ADB / Fastboot

ADB over WiFi: Connect Wirelessly Using adb tcpip 5555

Published: June 30, 2026 Applies to: Windows 10/11, macOS, Linux — Android 4.4 through Android 15

The adb tcpip method lets you run ADB commands over your local WiFi network without keeping a USB cable plugged in. It predates Android 11's built-in Wireless Debugging feature and works all the way back to Android 4.4, making it the go-to approach for older devices and for situations where you want a quick, no-menu wireless session.

How tcpip Mode Works

Normally ADB listens on a USB transport. When you issue adb tcpip 5555, the daemon on the device switches its listening transport to TCP on port 5555. From that point on, any ADB client on the same local network can reach the device by IP address and port number. The USB cable becomes optional once the mode is set — you only need it for that initial command. The device stays in tcpip mode until it reboots or until you run adb usb to revert back to USB-only listening. Port 5555 is the conventional choice, but you can substitute any unused port number between 1024 and 65535 if 5555 is already in use.

Step-by-Step: Enabling and Connecting

  1. Connect the device via USB and confirm it is recognized.
    adb devices
    You should see a device listed with status device. If it shows unauthorized, unlock the screen, look for the RSA key dialog, and tap Allow.
  2. Switch the ADB daemon to TCP mode on port 5555.
    adb tcpip 5555
    The output will read restarting in TCP mode port: 5555. If you see an error about the device not being found, make sure USB debugging is enabled in Developer Options and that the device is not in charging-only mode.
  3. Find the device's local IP address. Open Settings > About phone > Status > IP address, or pull it from ADB itself before disconnecting the cable:
    adb shell ip route | grep wlan
    The IP address appears near the end of the output line, for example 192.168.1.42. Write it down.
  4. Disconnect the USB cable. Give the device a moment after unplugging so the ADB daemon fully settles on the TCP socket before you try to connect.
  5. Connect over WiFi.
    adb connect 192.168.1.42:5555
    A successful response looks like connected to 192.168.1.42:5555. If it says already connected, that is also fine.
  6. Verify the connection.
    adb devices
    The device now appears as 192.168.1.42:5555 instead of a USB serial number. Every ADB command works normally — adb shell, adb logcat, adb install, and so on.
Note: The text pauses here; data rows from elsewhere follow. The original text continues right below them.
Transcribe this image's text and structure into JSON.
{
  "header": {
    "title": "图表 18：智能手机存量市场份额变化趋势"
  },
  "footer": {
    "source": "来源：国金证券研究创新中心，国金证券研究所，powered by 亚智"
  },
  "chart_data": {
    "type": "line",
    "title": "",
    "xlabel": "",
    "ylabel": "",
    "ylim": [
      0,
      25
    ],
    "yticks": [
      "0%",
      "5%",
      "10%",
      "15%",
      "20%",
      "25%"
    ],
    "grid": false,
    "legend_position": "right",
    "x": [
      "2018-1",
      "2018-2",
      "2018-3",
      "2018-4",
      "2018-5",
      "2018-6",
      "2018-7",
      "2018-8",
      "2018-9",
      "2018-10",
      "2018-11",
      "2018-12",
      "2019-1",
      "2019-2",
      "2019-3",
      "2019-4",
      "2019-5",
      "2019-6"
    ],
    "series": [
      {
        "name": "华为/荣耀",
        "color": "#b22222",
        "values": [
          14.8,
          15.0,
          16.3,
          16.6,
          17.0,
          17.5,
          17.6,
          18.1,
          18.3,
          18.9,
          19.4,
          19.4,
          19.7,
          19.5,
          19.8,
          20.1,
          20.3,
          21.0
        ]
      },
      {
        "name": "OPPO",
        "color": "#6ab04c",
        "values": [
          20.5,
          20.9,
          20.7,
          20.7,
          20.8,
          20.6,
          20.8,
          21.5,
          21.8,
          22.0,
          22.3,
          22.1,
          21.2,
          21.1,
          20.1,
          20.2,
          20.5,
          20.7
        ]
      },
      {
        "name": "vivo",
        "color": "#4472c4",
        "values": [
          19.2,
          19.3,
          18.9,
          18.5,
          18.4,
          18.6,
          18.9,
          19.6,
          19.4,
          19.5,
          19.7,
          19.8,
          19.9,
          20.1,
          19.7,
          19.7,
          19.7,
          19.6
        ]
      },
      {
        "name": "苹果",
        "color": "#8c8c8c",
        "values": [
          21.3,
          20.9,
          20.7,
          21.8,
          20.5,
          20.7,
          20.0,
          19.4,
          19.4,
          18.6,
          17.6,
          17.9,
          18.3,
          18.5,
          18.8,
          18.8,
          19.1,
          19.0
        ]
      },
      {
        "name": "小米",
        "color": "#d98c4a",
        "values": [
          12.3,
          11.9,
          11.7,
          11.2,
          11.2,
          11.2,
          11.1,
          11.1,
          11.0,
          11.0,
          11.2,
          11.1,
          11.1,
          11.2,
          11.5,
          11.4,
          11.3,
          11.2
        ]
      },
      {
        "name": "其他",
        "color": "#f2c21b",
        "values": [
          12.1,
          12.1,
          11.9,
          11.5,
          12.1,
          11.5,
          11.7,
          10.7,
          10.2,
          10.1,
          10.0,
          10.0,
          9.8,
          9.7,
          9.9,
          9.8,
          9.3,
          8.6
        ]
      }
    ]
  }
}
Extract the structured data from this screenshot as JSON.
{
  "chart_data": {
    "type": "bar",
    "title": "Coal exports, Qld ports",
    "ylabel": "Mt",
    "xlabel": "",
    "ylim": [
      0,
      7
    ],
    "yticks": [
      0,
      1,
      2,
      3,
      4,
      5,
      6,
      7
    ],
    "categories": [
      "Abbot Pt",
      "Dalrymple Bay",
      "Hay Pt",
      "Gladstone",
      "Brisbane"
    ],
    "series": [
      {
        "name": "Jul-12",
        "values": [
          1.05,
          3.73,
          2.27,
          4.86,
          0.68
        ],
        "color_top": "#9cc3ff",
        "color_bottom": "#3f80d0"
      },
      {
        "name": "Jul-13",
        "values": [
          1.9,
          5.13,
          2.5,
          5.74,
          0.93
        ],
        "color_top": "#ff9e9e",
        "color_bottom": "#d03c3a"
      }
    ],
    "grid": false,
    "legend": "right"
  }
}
Making the Connection Persistent After Reboot

Every time the device reboots, the ADB daemon returns to USB-only mode and your wireless connection is lost. The cleanest solution is to assign a static IP to the device through your router's DHCP reservation table: look up the device's MAC address (Settings > About phone > Status > Wi-Fi MAC address) and bind it to a fixed IP so the address never changes between reboots. Then keep a one-line reconnect command in a script or alias on your PC:

adb connect 192.168.1.42:5555

If you still have a wireless ADB session open and the device has not yet rebooted, you can refresh tcpip mode without touching a cable by targeting the device explicitly:

adb -s 192.168.1.42:5555 tcpip 5555

This restarts the daemon on the same port and is useful if the connection has gone stale after the device woke from sleep.

Using tcpip Mode Alongside Multiple Devices

When you have more than one device connected simultaneously — a mix of USB-attached phones and TCP-connected devices — use the -s flag to target the right one:

adb -s 192.168.1.42:5555 shell
adb -s emulator-5554 logcat

You can maintain simultaneous wireless ADB sessions to several different Android devices at once, provided each has a unique IP address. They can all share port 5555 because the IP differentiates them. Run adb devices at any time to see the full list of active transports.

Troubleshooting Common Connection Errors

error: cannot connect to daemon / Connection refused
The device dropped tcpip mode, most often because it rebooted or the daemon crashed. Reconnect via USB, run adb tcpip 5555 again, then unplug and reconnect wirelessly.

Connection reset by peer
A firewall on the PC or a router-level setting is blocking port 5555. On Windows, check that adb.exe has a firewall exception. On Linux and macOS, check iptables rules or the built-in application firewall. Some consumer routers enable AP isolation by default, which prevents devices on the same WiFi network from talking to each other. Disabling AP isolation in the router's wireless settings usually resolves this immediately.

No route to host
The PC and the Android device are on different subnets, or the device has dropped off WiFi entirely. Confirm both share the same network by running ping 192.168.1.42 from the PC. If ping fails, the problem is network-level and not related to ADB. Check the device's WiFi connection first.

Device shows as unauthorized over TCP
Watch the device screen for the RSA key authorization dialog and tap Always allow from this computer. If the dialog never appears, go to Developer Options, tap Revoke USB debugging authorizations, reconnect via USB to trigger a fresh authorization, and then retry the wireless setup from the beginning.